Kukepalkan jemariku lebih erat hingga menggertakkan gigiku. Kuhela napasku dari dadaku yang semakin sesak sembari menyandarkan kepalaku di kursi mobil.

“Bagaimana mungkin semua itu mudah bagiku, huh?”

Butuh beberapa saat hingga aku berhasil menguasai diriku. Memberanikan diri untuk menekan bel di hadapanku setelah turun dari mobil.

“Oh, Tom? Kaukah di sana?”

Suara Tony yang familiar terasa hangat di telingaku. Suaraku yang terbata menjawabnya dengan canggung.
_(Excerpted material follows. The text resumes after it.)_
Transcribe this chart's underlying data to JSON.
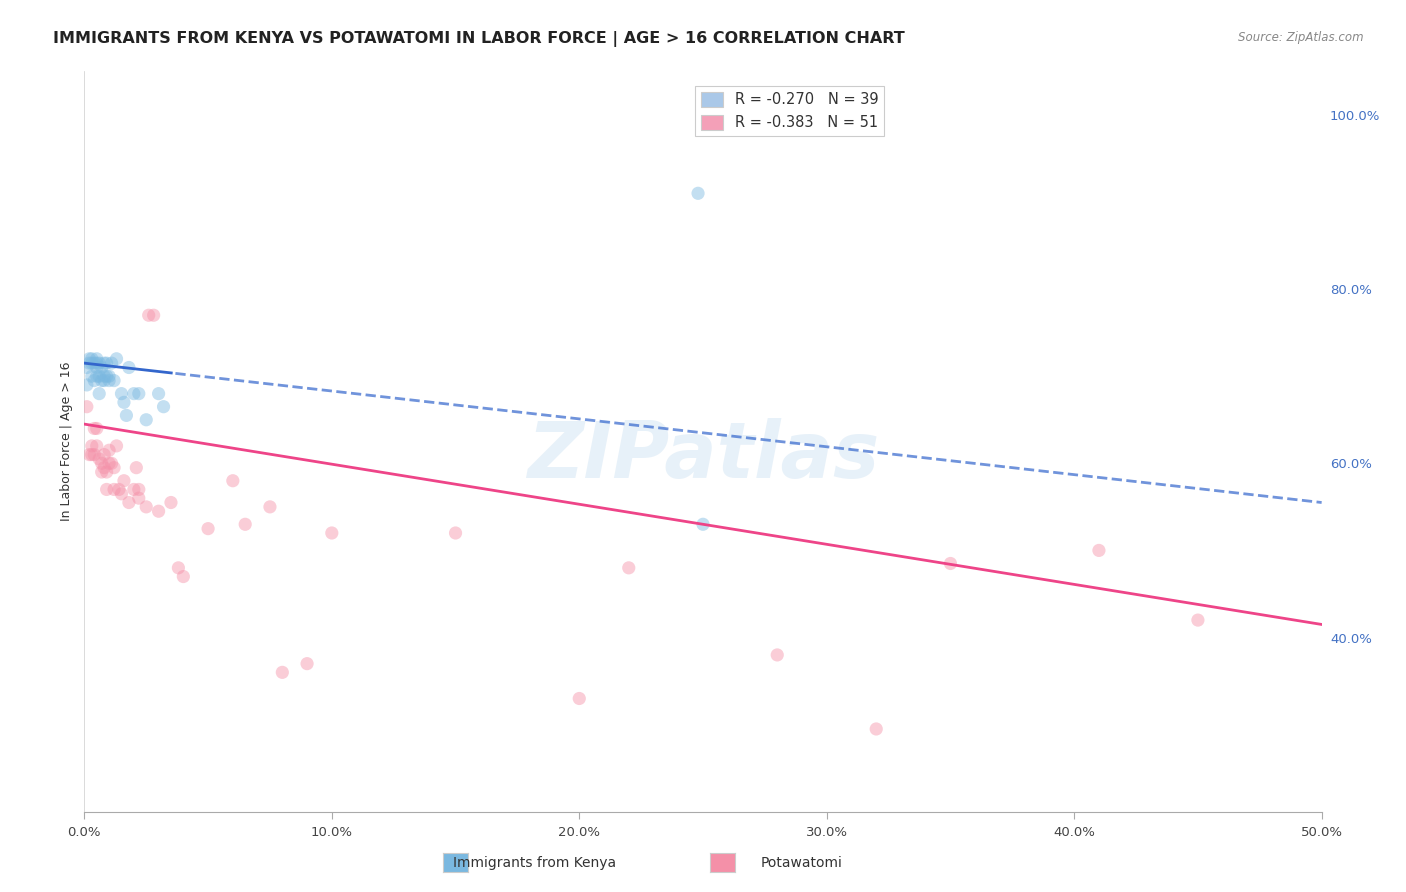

Lelaki itu bergegas membuka pintu untukku. Aku tidak menyangka beliau sendiri yang membukakan pintu untukku. Bukan Noah, sekretaris yang selalu mengikutinya.

“Halo, Tony. Apa kabarmu?”

“Hum … masuklah. Aku akan memanggil Noah untuk membawa mobilmu masuk. Akhir-akhir ini parkir di jalanan tidak cukup aman.”

Thanks, Tony.”

Tidak butuh waktu lama bagiku berhasil memasuki rumah Tony. Rumah yang tak pernah bosan aku kunjungi jauh sebelumnya.